2023-03-02 - 285 12 bis
La gent masculine ?

Et à part ça, tout le monde comment ça...

2023-03-02 - 285 13 bis

 

?

22 mars 2023

LETTRE A UN FANTÔME

Cher fantôme,

Depuis combien de temps sommes-nous ensemble ? Ensemble sur la même planète, absents-présents au monde qui nous entoure et, de plus en plus, au fur et à mesure qu'arrivent d'autres créateurs, d'autres bavards du net et des réseaux sociaux, plongés dans l'anonymat et l'oubli ?

Moi, d'être devenu un fantôme pour le monde du travail, ça me va ! La réalité d'un individu libre, en bonne santé, à qui il est permis d'écouter son cœur-enfant et de se balader dans les musiques, les livres, les lieux de spectacle et de relations sociales de sa ville, ça me convient tout à fait.

Mais toi, fantôme de papier, comment peux-tu survivre et ne pas sombrer dans les oubliettes à l'heure du manga dominant, du jeu vidéo d'après blockbusters, de métavers, de smartphones et d'influenceurs·ses ?

AEV 2223-24 Jean-Paul - Lettre au fantôme

Et puis d'abord si tu es « LE fantôme du Bengale » pourquoi indique-t-on sur la couverture de tes fascicules « aventures américaines » ?

Je me souviens que je t'ai découvert chez mon arrière-grand-mère sur une page ou une demi-page de ses magazines féminins, « Nous deux » ou « Intimité du foyer » et on pouvait lire quelque part la formule « Copyright Opera mundi » ou quelque chose comme ça.

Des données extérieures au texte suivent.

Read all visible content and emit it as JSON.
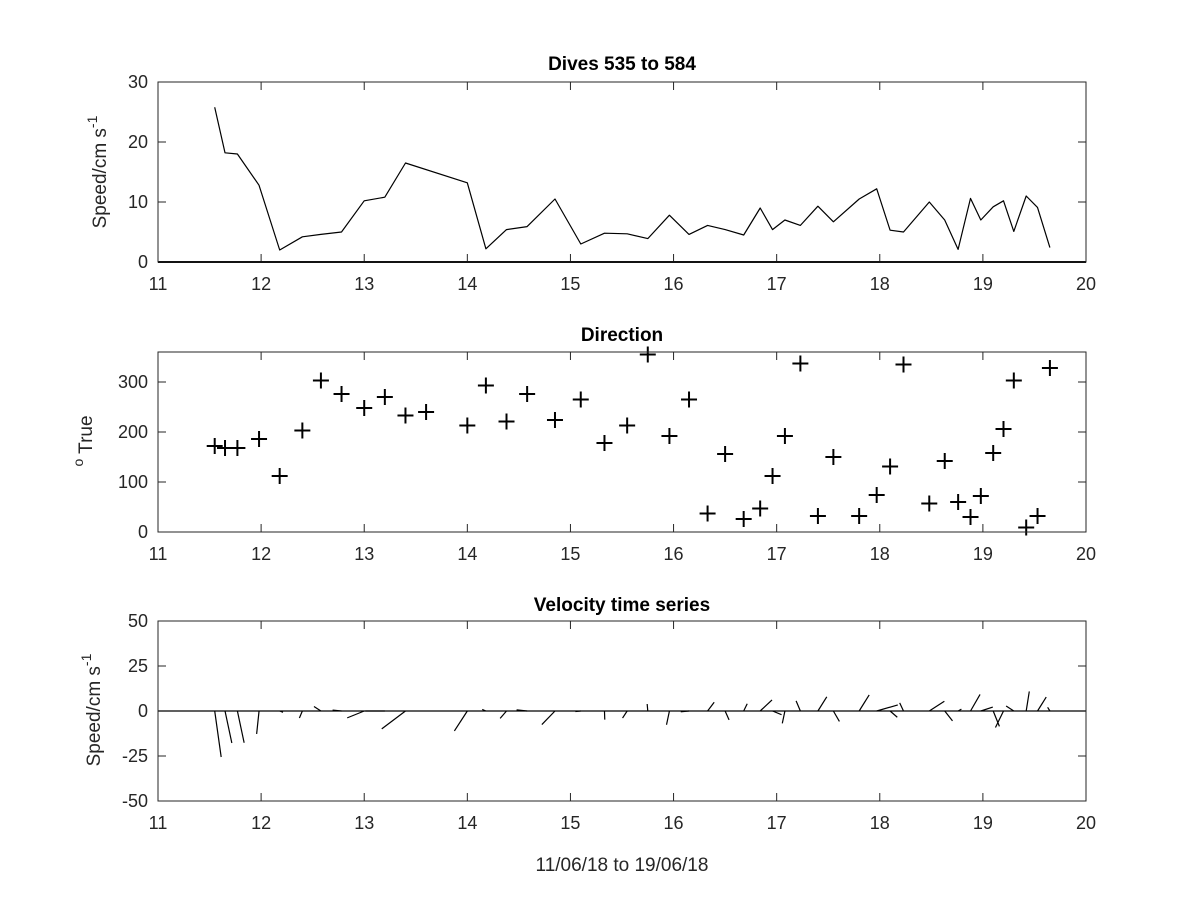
{
  "chart_data": [
    {
      "type": "line",
      "title": "Dives 535 to 584",
      "ylabel": "Speed/cm s",
      "ylabel_exponent": "-1",
      "xlim": [
        11,
        20
      ],
      "ylim": [
        0,
        30
      ],
      "xticks": [
        "11",
        "12",
        "13",
        "14",
        "15",
        "16",
        "17",
        "18",
        "19",
        "20"
      ],
      "yticks": [
        "0",
        "10",
        "20",
        "30"
      ],
      "grid": false,
      "color": "#000000",
      "series": [
        {
          "x": [
            11.55,
            11.65,
            11.77,
            11.98,
            12.18,
            12.4,
            12.58,
            12.78,
            13.0,
            13.2,
            13.4,
            14.0,
            14.18,
            14.38,
            14.58,
            14.85,
            15.1,
            15.33,
            15.55,
            15.75,
            15.96,
            16.15,
            16.33,
            16.5,
            16.68,
            16.84,
            16.96,
            17.08,
            17.23,
            17.4,
            17.55,
            17.8,
            17.97,
            18.1,
            18.23,
            18.48,
            18.63,
            18.76,
            18.88,
            18.98,
            19.1,
            19.2,
            19.3,
            19.42,
            19.53,
            19.65
          ],
          "y": [
            25.8,
            18.2,
            18.0,
            12.8,
            2.0,
            4.2,
            4.6,
            5.0,
            10.2,
            10.8,
            16.5,
            13.2,
            2.2,
            5.4,
            5.9,
            10.5,
            3.0,
            4.8,
            4.7,
            3.9,
            7.8,
            4.6,
            6.1,
            5.4,
            4.5,
            9.0,
            5.4,
            7.0,
            6.1,
            9.3,
            6.7,
            10.5,
            12.2,
            5.3,
            5.0,
            10.0,
            7.0,
            2.1,
            10.6,
            7.0,
            9.2,
            10.2,
            5.1,
            11.0,
            9.1,
            2.4
          ]
        }
      ]
    },
    {
      "type": "scatter",
      "title": "Direction",
      "ylabel": "True",
      "ylabel_prefix": "o",
      "xlim": [
        11,
        20
      ],
      "ylim": [
        0,
        360
      ],
      "xticks": [
        "11",
        "12",
        "13",
        "14",
        "15",
        "16",
        "17",
        "18",
        "19",
        "20"
      ],
      "yticks": [
        "0",
        "100",
        "200",
        "300"
      ],
      "marker": "+",
      "grid": false,
      "color": "#000000",
      "series": [
        {
          "x": [
            11.55,
            11.65,
            11.77,
            11.98,
            12.18,
            12.4,
            12.58,
            12.78,
            13.0,
            13.2,
            13.4,
            13.6,
            14.0,
            14.18,
            14.38,
            14.58,
            14.85,
            15.1,
            15.33,
            15.55,
            15.75,
            15.96,
            16.15,
            16.33,
            16.5,
            16.68,
            16.84,
            16.96,
            17.08,
            17.23,
            17.4,
            17.55,
            17.8,
            17.97,
            18.1,
            18.23,
            18.48,
            18.63,
            18.76,
            18.88,
            18.98,
            19.1,
            19.2,
            19.3,
            19.42,
            19.53,
            19.65
          ],
          "y": [
            172,
            168,
            168,
            186,
            112,
            203,
            303,
            276,
            248,
            270,
            233,
            240,
            213,
            293,
            221,
            276,
            224,
            265,
            178,
            213,
            355,
            192,
            265,
            37,
            156,
            26,
            47,
            112,
            192,
            337,
            32,
            150,
            32,
            74,
            131,
            335,
            57,
            142,
            60,
            30,
            72,
            158,
            206,
            303,
            9,
            32,
            328
          ]
        }
      ]
    },
    {
      "type": "line",
      "subtype": "stick-vectors",
      "title": "Velocity time series",
      "ylabel": "Speed/cm s",
      "ylabel_exponent": "-1",
      "xlabel": "11/06/18 to 19/06/18",
      "xlim": [
        11,
        20
      ],
      "ylim": [
        -50,
        50
      ],
      "xticks": [
        "11",
        "12",
        "13",
        "14",
        "15",
        "16",
        "17",
        "18",
        "19",
        "20"
      ],
      "yticks": [
        "-50",
        "-25",
        "0",
        "25",
        "50"
      ],
      "grid": false,
      "color": "#000000",
      "series": [
        {
          "x": [
            11.55,
            11.65,
            11.77,
            11.98,
            12.18,
            12.4,
            12.58,
            12.78,
            13.0,
            13.2,
            13.4,
            14.0,
            14.18,
            14.38,
            14.58,
            14.85,
            15.1,
            15.33,
            15.55,
            15.75,
            15.96,
            16.15,
            16.33,
            16.5,
            16.68,
            16.84,
            16.96,
            17.08,
            17.23,
            17.4,
            17.55,
            17.8,
            17.97,
            18.1,
            18.23,
            18.48,
            18.63,
            18.76,
            18.88,
            18.98,
            19.1,
            19.2,
            19.3,
            19.42,
            19.53,
            19.65
          ],
          "speed": [
            25.8,
            18.2,
            18.0,
            12.8,
            2.0,
            4.2,
            4.6,
            5.0,
            10.2,
            10.8,
            16.5,
            13.2,
            2.2,
            5.4,
            5.9,
            10.5,
            3.0,
            4.8,
            4.7,
            3.9,
            7.8,
            4.6,
            6.1,
            5.4,
            4.5,
            9.0,
            5.4,
            7.0,
            6.1,
            9.3,
            6.7,
            10.5,
            12.2,
            5.3,
            5.0,
            10.0,
            7.0,
            2.1,
            10.6,
            7.0,
            9.2,
            10.2,
            5.1,
            11.0,
            9.1,
            2.4
          ],
          "direction": [
            172,
            168,
            168,
            186,
            112,
            203,
            303,
            276,
            248,
            270,
            233,
            213,
            293,
            221,
            276,
            224,
            265,
            178,
            213,
            355,
            192,
            265,
            37,
            156,
            26,
            47,
            112,
            192,
            337,
            32,
            150,
            32,
            74,
            131,
            335,
            57,
            142,
            60,
            30,
            72,
            158,
            206,
            303,
            9,
            32,
            328
          ]
        }
      ]
    }
  ]
}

Il y avait aussi « Arthur et Zoé » ; j'ai découvert récemment que dans la version originale Zoé s'appelait Nancy ! Nan ? Si ! Mais rien à voir avec la place Stanislas !

C'est fou, l'imagination ! L'imagination des Américains encore plus que la nôtre, même s'ils ne sont que des Européens mal descendus du bateau Emigration et que le mal de mer de la traversée les a chanstiqués à jamais ! Il y a donc eu un type dans les années 30 ou 40 du siècle dernier, un nommé Lee Falk, qui t’a imaginé et un autre qui t’a dessiné avec un costume moulant rouge, un slip noir par-dessus, un revolver à la ceinture et un loup noir façon Zorro ou carnaval sur les yeux. A l’origine ta combinaison d’homme grenouille était violette mais pour des raison de difficulté d’encrage elle est devenue rouge dans l’adaptation française.

Est-ce que c’est là la tenue la plus pratique pour survivre dans la jungle ? Faudra qu’on demande à Tarzan et à son slip léopard ! On ne comprend pas bien pourquoi ton compagnon noir nommé Lothar est vêtu lui aussi d'une peau de bête alors qu’on trouve tout à la Samaritaine ! Est-ce du racisme à la mode d’Hollywood ? L’acteur noir qui joue le rôle n'a pas accès aux mêmes magasins de costumes que le grand blanc athlétique à mâchoire carrée ?

[Gasp ! J’ai confondu ! Lothar, c’est chez Mandrake le magicien !]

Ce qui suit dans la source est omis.